Prime Minister David Cameron is meeting with German Chancellor Angela Merkel in a bid to gain support for EU reforms…
Determined to gain a new “fairer” deal for the UK, David Cameron is today meeting with numerous EU leaders, including the German Chancellor Angela Merkel.
EU reform is the topic of Cameron’s current whistle-stop tour Europe, as he tries to gain support from leaders for the changes he wants to see implemented. This includes limiting the welfare rights of migrants and exempting Britain from the EU drive for an “ever closer union”.
Cameron has yet to fully explain the details of the reforms he wants, but it seems he may find it difficult to convince his colleagues overseas to his way of thinking. Volker Treier, deputy chief executive of the nation’s Chamber of Commerce and Industry, reportedly expressed astonishment at the UK’s plans to hold a referendum.
When he was asked how far Merkel should go to accommodate Cameron’s requests, he said:”Our recommendation is not to deal under such circumstances.”
However, gaining the support of Merkel will be crucial for Cameron, as Germany is Europe’s largest economy. Merkel, who previously said she wanted the UK in a “strong and successful Europe”, has been an advocate of the free movement principle. This enables economic migrants from poorer EU states to move to countries such as the UK and Germany to gain employment. It is unlikely she will therefore support Cameron’s move to place limitations on this.

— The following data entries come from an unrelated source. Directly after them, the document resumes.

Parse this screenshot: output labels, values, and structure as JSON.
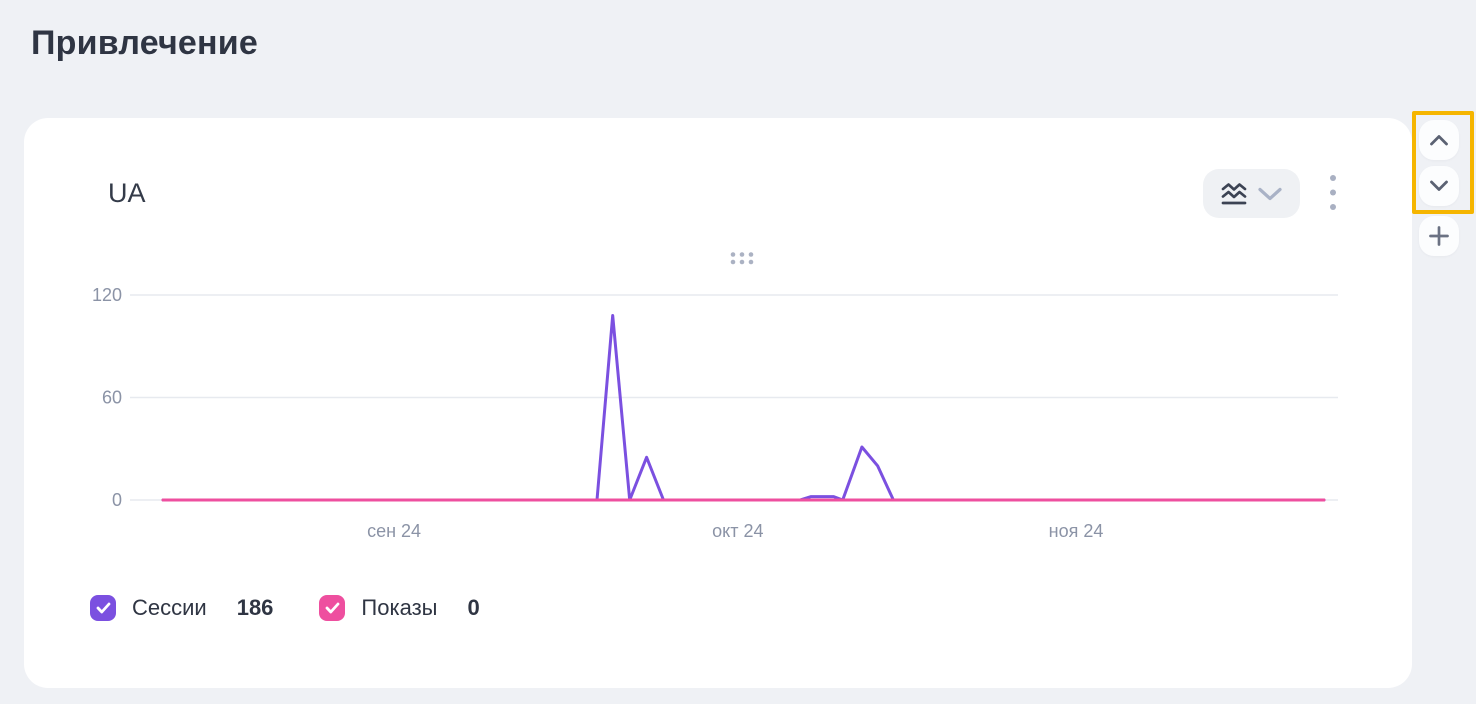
{
  "page": {
    "title": "Привлечение"
  },
  "widget": {
    "title": "UA",
    "controls": {
      "chart_type_button": "chart-type-selector",
      "menu_button": "more-options"
    }
  },
  "legend": [
    {
      "label": "Сессии",
      "value": "186",
      "color": "#7b50e0",
      "checked": true
    },
    {
      "label": "Показы",
      "value": "0",
      "color": "#ee4f9f",
      "checked": true
    }
  ],
  "side_controls": {
    "up": "move-widget-up",
    "down": "move-widget-down",
    "add": "add-widget",
    "highlight_color": "#f5b500"
  },
  "colors": {
    "background": "#eff1f5",
    "card": "#ffffff",
    "sessions_line": "#7b50e0",
    "impressions_line": "#ee4f9f",
    "axis_text": "#8b93a6",
    "gridline": "#e7eaef",
    "annotation": "#f5b500"
  },
  "chart_data": {
    "type": "line",
    "title": "UA",
    "grid": true,
    "legend_position": "bottom",
    "x_domain_days": [
      0,
      103
    ],
    "x_ticks": [
      {
        "label": "сен 24",
        "day": 20.5
      },
      {
        "label": "окт 24",
        "day": 51
      },
      {
        "label": "ноя 24",
        "day": 81
      }
    ],
    "y_ticks": [
      0,
      60,
      120
    ],
    "ylim": [
      0,
      128
    ],
    "series": [
      {
        "name": "Сессии",
        "color": "#7b50e0",
        "total": 186,
        "points": [
          [
            0,
            0
          ],
          [
            38.5,
            0
          ],
          [
            39.9,
            108
          ],
          [
            41.4,
            0
          ],
          [
            42.9,
            25
          ],
          [
            44.4,
            0
          ],
          [
            56.5,
            0
          ],
          [
            57.5,
            2
          ],
          [
            59.5,
            2
          ],
          [
            60.3,
            0
          ],
          [
            62,
            31
          ],
          [
            63.4,
            20
          ],
          [
            64.8,
            0
          ],
          [
            103,
            0
          ]
        ]
      },
      {
        "name": "Показы",
        "color": "#ee4f9f",
        "total": 0,
        "points": [
          [
            0,
            0
          ],
          [
            103,
            0
          ]
        ]
      }
    ]
  }
}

This morning, Cameron met with Polish Prime Minister Ewa Kopacz. Downing Street said the UK and Poland agreed there was a need to give national parliaments more power. Additionally, countries outside the eurozone needed to be treated fairly in the event of closer integration within the single currency block.
A spokesperson for Number 10 said: “On immigration and welfare, Prime Minister Kopacz welcomed the prime minister’s commitment to respect the principle of free movement.
“They agreed that there were issues concerning the interaction between free movement and national welfare systems that should be discussed further.”
Speaking ahead of the visit Poland’s Minister for European Affairs Rafal Trzaskowski said his country would listen but warned that any treaty changes would be very difficult.
“The European Union needs Great Britain, the discussion will not be easy,” he said.
“As far as treaty changes are concerned or the introduction of discriminatory measures, that would be a red line for Poland.
“If every country comes with a shopping list to change European Union policies, that will be the end of the European construction, it will simply implode.”
During his talks with Francois Hollande, the French Prime Minister, Cameron said: “The status quo is not good enough”.
“I believe there are changes we can make that will not just benefit Britain, but the rest of Europe too,” he added.
A referendum on the UK’s relationship with the EU is expected to be held by 2017, but given the general feeling coming from other EU nations it seems unlikely they will be willing to let the UK set its own rules regarding its membership. The outcome of these discussions will certainly be interesting and the outcome of the referendum will undoubtedly have a significant impact on the UK in the future.